5. The composition as claimed in claim 1, wherein, the composition comprises;
a) Cetrorelix acetate equivalent to Cetrorelix in an amount of 0.5 mg per 1.0 ml;
b) 6.0 mg of Propionic acid in aqueous vehicle as a stabilizing agent per 1.0 ml;
c) 20 mg Sucrose and 40.0 mg Sulfobutylether betacyclodextrin sodium as tonicity adjusting agents per 1.0 ml;
wherein pH of said composition is in the range of 2.5 to 4.0.
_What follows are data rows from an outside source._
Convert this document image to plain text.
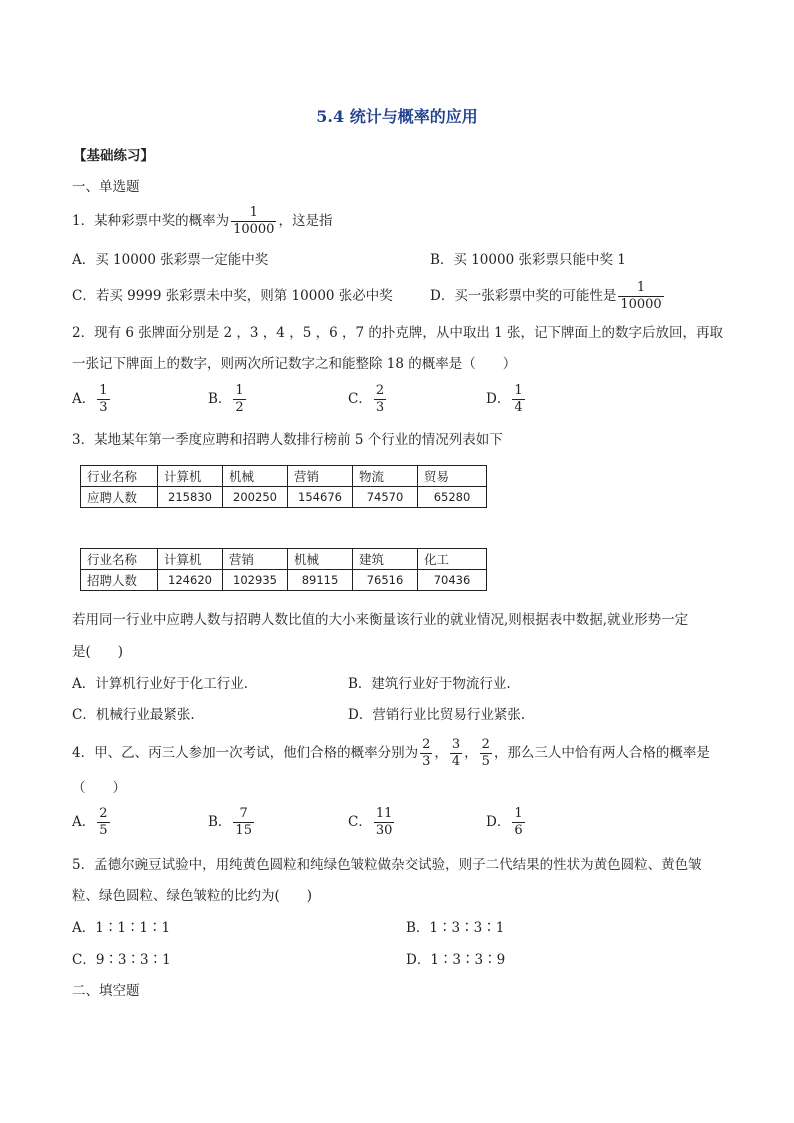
5.4 统计与概率的应用
【基础练习】
一、单选题
1．某种彩票中奖的概率为 $\frac{1}{10000}$ ，这是指
A．买 10000 张彩票一定能中奖	B．买 10000 张彩票只能中奖 1
C．若买 9999 张彩票未中奖，则第 10000 张必中奖	D．买一张彩票中奖的可能性是 $\frac{1}{10000}$
2．现有 6 张牌面分别是 2 ，3 ，4 ，5 ，6 ，7 的扑克牌，从中取出 1 张，记下牌面上的数字后放回，再取
一张记下牌面上的数字，则两次所记数字之和能整除 18 的概率是（　　）
A． $\frac{1}{3}$	B． $\frac{1}{2}$	C． $\frac{2}{3}$	D． $\frac{1}{4}$
3．某地某年第一季度应聘和招聘人数排行榜前 5 个行业的情况列表如下
行业名称	计算机	机械	营销	物流	贸易
应聘人数	215830	200250	154676	74570	65280
行业名称	计算机	营销	机械	建筑	化工
招聘人数	124620	102935	89115	76516	70436
若用同一行业中应聘人数与招聘人数比值的大小来衡量该行业的就业情况,则根据表中数据,就业形势一定
是(　　)
A．计算机行业好于化工行业.	B．建筑行业好于物流行业.
C．机械行业最紧张.	D．营销行业比贸易行业紧张.
4．甲、乙、丙三人参加一次考试，他们合格的概率分别为 $\frac{2}{3}$ ， $\frac{3}{4}$ ， $\frac{2}{5}$ ，那么三人中恰有两人合格的概率是
（　　）
A． $\frac{2}{5}$	B． $\frac{7}{15}$	C． $\frac{11}{30}$	D． $\frac{1}{6}$
5．孟德尔豌豆试验中，用纯黄色圆粒和纯绿色皱粒做杂交试验，则子二代结果的性状为黄色圆粒、黄色皱
粒、绿色圆粒、绿色皱粒的比约为(　　)
A．1∶1∶1∶1	B．1∶3∶3∶1
C．9∶3∶3∶1	D．1∶3∶3∶9
二、填空题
6. A process for preparation of stable aqueous pharmaceutical composition comprising,
a) dissolving cetrorelix in an aqueous solution containing Propionic acid; Sulfobutyl ether betacyclodextrin sodium and Sucrose in water for injection; and
b) adjusting the pH of the composition in the range of 2.5 to 4.0 using Propionic acid solution;
c) filtering the solution and filling into the syringes.